Killian’s Sideways bike has been featured on BikeBiz.com a number of times, starting in 2003.
It’s a fascinating experiment in what’s possible – and not possible – in bicycle design and is unlikely to ever take off commercially. This doesn’t stop Killian from trying. The Irishman is nothing if not tenacious. His latest PR triumph is getting on BBC2’s Dragon’s Den. A Sports Relief special airs tomorrow night.
Killian has been trying to commercialise his bicycle for many years. In 2002 he cycled to and fro – sideways, of course – at Interbike in Las Vegas. he didn’t hit the jackpot then and it’s a reasonably safe bet that he won’t have secured investment cash from the dragons but for dogged determination Killian is in a league of his own.

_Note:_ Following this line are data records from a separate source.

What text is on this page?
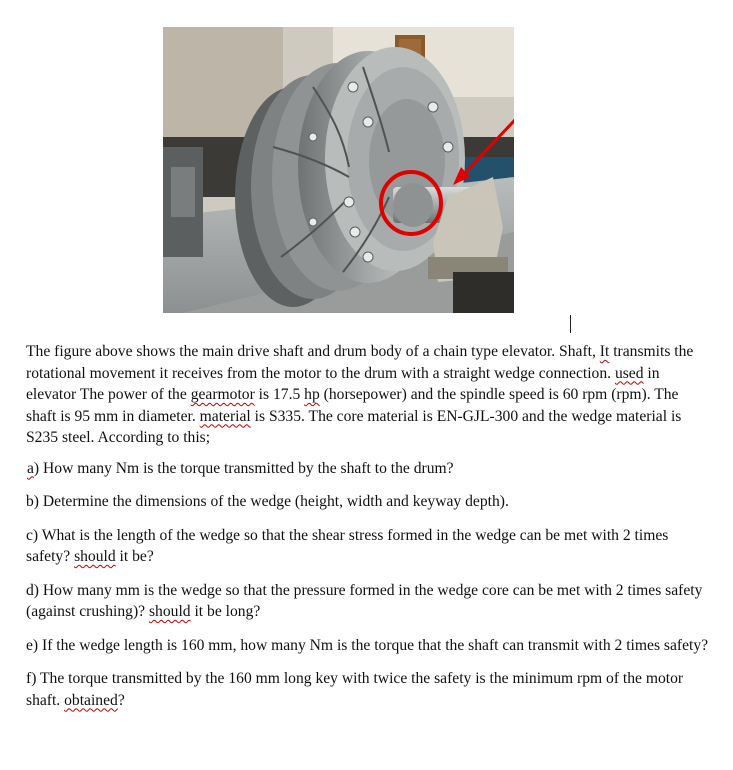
The figure above shows the main drive shaft and drum body of a chain type elevator. Shaft, It transmits the rotational movement it receives from the motor to the drum with a straight wedge connection. used in elevator The power of the gearmotor is 17.5 hp (horsepower) and the spindle speed is 60 rpm (rpm). The shaft is 95 mm in diameter. material is S335. The core material is EN-GJL-300 and the wedge material is S235 steel. According to this;

a) How many Nm is the torque transmitted by the shaft to the drum?

b) Determine the dimensions of the wedge (height, width and keyway depth).

c) What is the length of the wedge so that the shear stress formed in the wedge can be met with 2 times safety? should it be?

d) How many mm is the wedge so that the pressure formed in the wedge core can be met with 2 times safety (against crushing)? should it be long?

e) If the wedge length is 160 mm, how many Nm is the torque that the shaft can transmit with 2 times safety?

f) The torque transmitted by the 160 mm long key with twice the safety is the minimum rpm of the motor shaft. obtained?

He describes his invention thus: "It has front and rear steering and the rider sits facing sideways.
Here’s Killian’s take on ‘the science of human balance’ and how it relates to his bicycle:
"Human balance is detected in the inner ear. There are three semi-circular canals positioned at right angles to each other that detect balance in three axes. These canals are separate and distinct. The three types of balance are Left to Right, Front to Back and Rotational (Yaw).

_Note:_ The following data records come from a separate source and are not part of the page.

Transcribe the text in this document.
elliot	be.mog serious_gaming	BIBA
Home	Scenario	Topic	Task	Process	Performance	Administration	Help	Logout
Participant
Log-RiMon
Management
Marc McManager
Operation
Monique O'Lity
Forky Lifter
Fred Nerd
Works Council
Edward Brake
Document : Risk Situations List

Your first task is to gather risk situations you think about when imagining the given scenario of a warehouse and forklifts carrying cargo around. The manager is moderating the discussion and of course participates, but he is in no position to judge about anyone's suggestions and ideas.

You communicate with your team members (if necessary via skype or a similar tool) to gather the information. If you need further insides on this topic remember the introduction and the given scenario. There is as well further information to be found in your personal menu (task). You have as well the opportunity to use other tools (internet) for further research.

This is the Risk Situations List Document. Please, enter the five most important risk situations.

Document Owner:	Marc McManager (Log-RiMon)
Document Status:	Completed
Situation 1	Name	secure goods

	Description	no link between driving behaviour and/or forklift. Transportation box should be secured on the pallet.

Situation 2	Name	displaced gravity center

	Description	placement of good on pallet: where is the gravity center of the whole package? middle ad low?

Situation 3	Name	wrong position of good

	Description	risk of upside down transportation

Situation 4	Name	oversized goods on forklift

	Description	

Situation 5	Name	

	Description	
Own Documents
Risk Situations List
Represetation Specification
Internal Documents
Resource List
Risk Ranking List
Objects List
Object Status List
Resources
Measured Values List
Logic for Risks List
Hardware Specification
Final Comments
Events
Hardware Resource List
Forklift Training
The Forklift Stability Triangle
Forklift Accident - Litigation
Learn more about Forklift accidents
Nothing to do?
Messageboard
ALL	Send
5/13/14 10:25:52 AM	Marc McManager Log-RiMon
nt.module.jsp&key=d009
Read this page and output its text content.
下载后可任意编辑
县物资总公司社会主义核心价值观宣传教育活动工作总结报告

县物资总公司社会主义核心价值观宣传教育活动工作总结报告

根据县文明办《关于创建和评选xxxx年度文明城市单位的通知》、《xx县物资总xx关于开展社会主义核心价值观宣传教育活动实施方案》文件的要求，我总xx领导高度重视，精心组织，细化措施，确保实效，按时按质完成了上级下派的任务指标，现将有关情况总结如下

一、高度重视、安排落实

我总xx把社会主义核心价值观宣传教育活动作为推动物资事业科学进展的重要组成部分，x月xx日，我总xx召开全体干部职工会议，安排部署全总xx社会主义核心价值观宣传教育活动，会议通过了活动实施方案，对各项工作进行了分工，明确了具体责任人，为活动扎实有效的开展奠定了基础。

"Left to Right balance is what people are most familiar with and is the primary balance used for riding a regular bicycle or indeed flying a plane. In the case of flying a plane there is a visual supplement to left to right balance provided by the observation of the horizon line.

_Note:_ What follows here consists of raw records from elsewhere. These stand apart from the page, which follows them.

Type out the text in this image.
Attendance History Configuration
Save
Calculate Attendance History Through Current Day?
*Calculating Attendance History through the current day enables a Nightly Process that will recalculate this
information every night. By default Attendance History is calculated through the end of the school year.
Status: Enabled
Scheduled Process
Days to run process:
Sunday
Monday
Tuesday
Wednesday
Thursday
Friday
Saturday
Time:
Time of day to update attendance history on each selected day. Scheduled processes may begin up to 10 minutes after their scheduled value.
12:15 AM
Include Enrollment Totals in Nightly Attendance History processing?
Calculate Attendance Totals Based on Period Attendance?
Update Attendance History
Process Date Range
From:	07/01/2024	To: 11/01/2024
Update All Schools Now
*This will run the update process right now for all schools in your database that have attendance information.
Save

"Front to Back balance has very little visual input and is the primary balance used in riding a surfboard, windsurfer and snowboard. Front to Back balance is a finer instrument than Left to Right balance and offers a greater degree of artistic feedback. This is evidenced by the difference between skiing and snowboarding. Skiing (Left to Right balance) is faster than Snowboarding (Front to Back balance); however people like to snowboard because of the greater artistic expression."
Killian’s Sideways bike is balanced by using ‘front to back balance’.
"This bicycle uses front and rear steering, impossible on bicycles using left to right balance," said Killian.
"It is difficult to predict the commercial success of any invention. However, it is worthwhile and newsworthy to spread the word of a legitimate invention. My feeling is that this new bicycle invention will appeal to people seeking more artistic expression in a bicycle."
Killian believes there’s potential for his bike in the youth market.